O relator, Ministro Sérgio Kukina, assentou que o agravo em recurso especial não superou a barreira do conhecimento por razão estritamente processual: a agravante não impugnou de forma específica e fundamentada o óbice da Súmula 7/STJ estabelecido pelo TRF da 3ª Região. Segundo o entendimento consolidado no STJ, não basta a afirmação genérica de que não se pretende o reexame de provas; é necessário um confronto analítico entre o acórdão recorrido e os argumentos do recurso especial, de modo a demonstrar, concretamente, como seria possível acolher a tese jurídica sem que o tribunal superior precisasse rever os fatos e documentos já apreciados pela instância ordinária. A lógica do sistema recursal excepcional exige que o recorrente desconstrua o fundamento de inadmissibilidade antes de pleitear o julgamento do mérito.

O Ministro aplicou, por analogia, a Súmula 182/STJ, que considera inviável o agravo que deixa de atacar especificamente os fundamentos da decisão recorrida. Esse entendimento foi reafirmado pela Corte Especial do STJ nos EAREsp 701.404/SC e EAREsp 831.326/SP, julgados em 2018 sob relatoria para acórdão do Ministro Luis Felipe Salomão. No plano material, embora a decisão não tenha examinado o mérito, o caso ilustra a tensão existente entre os instrumentos de regularização fundiária ambiental, como a REURB-E e os mecanismos de anistia previstos no Código Florestal, e a força executória de sentenças ambientais já transitadas em julgado. Nesse contexto, questões envolvendo o correto manejo de um embargo ambiental e suas consequências jurídicas na fase de execução são recorrentes e demandam atenção redobrada dos profissionais que atuam na área.

Quanto à questão processual central, o STJ tem entendimento uniforme no sentido de que a preclusão consumativa impede a inovação tardia dos argumentos para admissão do recurso excepcional. As razões destinadas a desconstituir o fundamento de inadmissão devem ser apresentadas na própria peça do agravo em recurso especial, não sendo possível complementá-las ou substituí-las posteriormente.

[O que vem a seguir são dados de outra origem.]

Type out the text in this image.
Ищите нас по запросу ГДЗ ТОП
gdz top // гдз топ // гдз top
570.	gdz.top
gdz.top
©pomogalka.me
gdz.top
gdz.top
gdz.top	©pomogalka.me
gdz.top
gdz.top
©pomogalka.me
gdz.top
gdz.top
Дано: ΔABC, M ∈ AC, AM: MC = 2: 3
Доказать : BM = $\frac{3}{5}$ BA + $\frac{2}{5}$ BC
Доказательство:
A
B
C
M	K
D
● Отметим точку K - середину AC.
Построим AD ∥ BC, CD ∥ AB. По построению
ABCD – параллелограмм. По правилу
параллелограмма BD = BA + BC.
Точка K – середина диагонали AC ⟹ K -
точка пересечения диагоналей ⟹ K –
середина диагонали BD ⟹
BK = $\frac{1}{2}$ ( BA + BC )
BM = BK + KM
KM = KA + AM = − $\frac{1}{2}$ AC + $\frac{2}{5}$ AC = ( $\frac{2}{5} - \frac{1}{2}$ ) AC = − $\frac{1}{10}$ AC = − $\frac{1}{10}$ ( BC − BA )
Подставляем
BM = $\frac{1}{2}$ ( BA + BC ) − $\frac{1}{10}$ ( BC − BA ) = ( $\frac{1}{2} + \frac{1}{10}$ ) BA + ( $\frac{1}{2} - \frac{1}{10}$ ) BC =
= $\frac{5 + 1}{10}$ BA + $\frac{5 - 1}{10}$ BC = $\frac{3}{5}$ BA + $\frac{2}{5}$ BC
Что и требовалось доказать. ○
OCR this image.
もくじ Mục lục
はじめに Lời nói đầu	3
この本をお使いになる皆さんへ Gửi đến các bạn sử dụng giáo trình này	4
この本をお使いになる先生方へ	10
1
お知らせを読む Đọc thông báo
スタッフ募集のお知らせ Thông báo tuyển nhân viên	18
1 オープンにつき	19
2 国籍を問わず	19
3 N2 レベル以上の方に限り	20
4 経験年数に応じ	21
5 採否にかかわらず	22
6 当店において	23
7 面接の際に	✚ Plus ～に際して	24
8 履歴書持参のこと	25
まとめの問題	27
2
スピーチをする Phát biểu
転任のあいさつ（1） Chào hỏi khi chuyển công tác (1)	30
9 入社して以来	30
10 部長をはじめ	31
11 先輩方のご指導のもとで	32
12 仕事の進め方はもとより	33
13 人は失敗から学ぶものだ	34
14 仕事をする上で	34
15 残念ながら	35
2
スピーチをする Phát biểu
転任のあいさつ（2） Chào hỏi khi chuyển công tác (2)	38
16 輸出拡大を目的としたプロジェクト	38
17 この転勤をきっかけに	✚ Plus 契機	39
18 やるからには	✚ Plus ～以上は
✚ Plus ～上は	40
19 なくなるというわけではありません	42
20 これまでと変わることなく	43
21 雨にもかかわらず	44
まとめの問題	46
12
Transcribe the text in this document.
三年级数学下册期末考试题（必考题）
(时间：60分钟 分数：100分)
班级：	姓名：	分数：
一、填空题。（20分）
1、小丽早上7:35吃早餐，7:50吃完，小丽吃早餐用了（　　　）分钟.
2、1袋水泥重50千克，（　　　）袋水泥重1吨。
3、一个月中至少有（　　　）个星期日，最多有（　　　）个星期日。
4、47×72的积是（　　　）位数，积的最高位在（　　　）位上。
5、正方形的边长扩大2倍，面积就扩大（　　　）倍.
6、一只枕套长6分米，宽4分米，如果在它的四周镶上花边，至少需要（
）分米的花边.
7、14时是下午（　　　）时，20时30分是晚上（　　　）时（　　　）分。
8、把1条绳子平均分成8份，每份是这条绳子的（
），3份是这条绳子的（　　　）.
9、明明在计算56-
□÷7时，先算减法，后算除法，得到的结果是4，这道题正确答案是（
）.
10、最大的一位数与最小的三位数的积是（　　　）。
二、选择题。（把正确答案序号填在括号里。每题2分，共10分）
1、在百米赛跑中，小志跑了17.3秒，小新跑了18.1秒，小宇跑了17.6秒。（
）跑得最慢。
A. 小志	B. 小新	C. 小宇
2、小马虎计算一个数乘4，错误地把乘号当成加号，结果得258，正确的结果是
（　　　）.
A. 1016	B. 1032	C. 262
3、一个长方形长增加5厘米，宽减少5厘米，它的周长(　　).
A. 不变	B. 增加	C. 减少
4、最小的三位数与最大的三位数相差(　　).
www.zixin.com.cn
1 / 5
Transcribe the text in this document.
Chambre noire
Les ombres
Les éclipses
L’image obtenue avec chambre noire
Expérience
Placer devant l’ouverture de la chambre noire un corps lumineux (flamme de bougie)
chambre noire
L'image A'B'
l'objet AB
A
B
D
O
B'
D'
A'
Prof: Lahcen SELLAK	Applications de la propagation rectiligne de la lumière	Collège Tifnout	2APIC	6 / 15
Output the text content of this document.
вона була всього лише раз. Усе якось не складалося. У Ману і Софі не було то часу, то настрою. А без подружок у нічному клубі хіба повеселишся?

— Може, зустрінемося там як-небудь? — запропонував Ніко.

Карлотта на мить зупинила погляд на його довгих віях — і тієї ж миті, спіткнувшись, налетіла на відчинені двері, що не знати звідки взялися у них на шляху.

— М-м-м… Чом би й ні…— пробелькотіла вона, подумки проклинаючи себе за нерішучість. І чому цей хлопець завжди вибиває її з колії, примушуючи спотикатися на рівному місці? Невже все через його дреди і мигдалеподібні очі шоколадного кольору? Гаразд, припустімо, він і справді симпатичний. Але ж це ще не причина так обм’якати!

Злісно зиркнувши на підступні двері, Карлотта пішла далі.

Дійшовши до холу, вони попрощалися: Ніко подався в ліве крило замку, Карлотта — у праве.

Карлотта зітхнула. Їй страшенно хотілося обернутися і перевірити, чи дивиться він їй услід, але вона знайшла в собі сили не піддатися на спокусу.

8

A ausência de impugnação específica a qualquer dos fundamentos autônomos da decisão de inadmissão — ainda que o recorrente discorra longamente sobre o mérito da controvérsia — é suficiente para inviabilizar o conhecimento do agravo, nos termos dos arts. 253, I, do RISTJ e 932, III, do CPC/2015. Por fim, reconhecendo o trabalho adicional realizado em grau recursal, o relator fixou honorários advocatícios recursais no percentual de 20% sobre o valor já arbitrado nas instâncias anteriores, em observância ao art. 85, §11, do CPC.

Teses firmadas

A decisão reforça a tese de que a superação do óbice da Súmula 7/STJ exige demonstração analítica e detalhada, não se contentando com a simples alegação de que a controvérsia é de direito. O precedente paradigmático citado na decisão — AgInt no AREsp nº 1.991.801/SP, julgado pela Primeira Turma em 13 de março de 2023 — estabelece que é indispensável o cotejo entre o acórdão recorrido e a argumentação trazida no recurso especial, de modo que o recorrente demonstre, passo a passo, como seria viável acolher sua tese sem reexame dos elementos fáticos. Essa orientação protege a coerência do sistema recursal e delimita com precisão o papel do STJ como corte de interpretação do direito federal, e não como terceira instância ordinária revisora de fatos.

No campo do direito ambiental, o julgado serve de alerta para litigantes que buscam utilizar instrumentos de regularização fundiária supervenientes — como a REURB-E, o CAR ou o TAC — para desconstituir obrigações de fazer ou não fazer impostas em sentenças ambientais já transitadas em julgado. A eficácia extintiva ou modificativa desses atos, nos termos dos arts. 525, §1º, VII, e 536, §4º, do CPC, depende de demonstração robusta nas instâncias ordinárias, e o debate sobre sua qualificação jurídica, quando envolve análise de documentos e circunstâncias concretas, tende a ser enquadrado pelo STJ como matéria fática, atraindo o óbice da Súmula 7. A correta estratégia processual nessas hipóteses passa, portanto, pela construção cuidadosa do acervo probatório desde o primeiro grau e pela demonstração clara, já nas razões do recurso especial, de que a tese jurídica pode ser resolvida in abstracto, sem necessidade de mergulhar nos fatos da causa.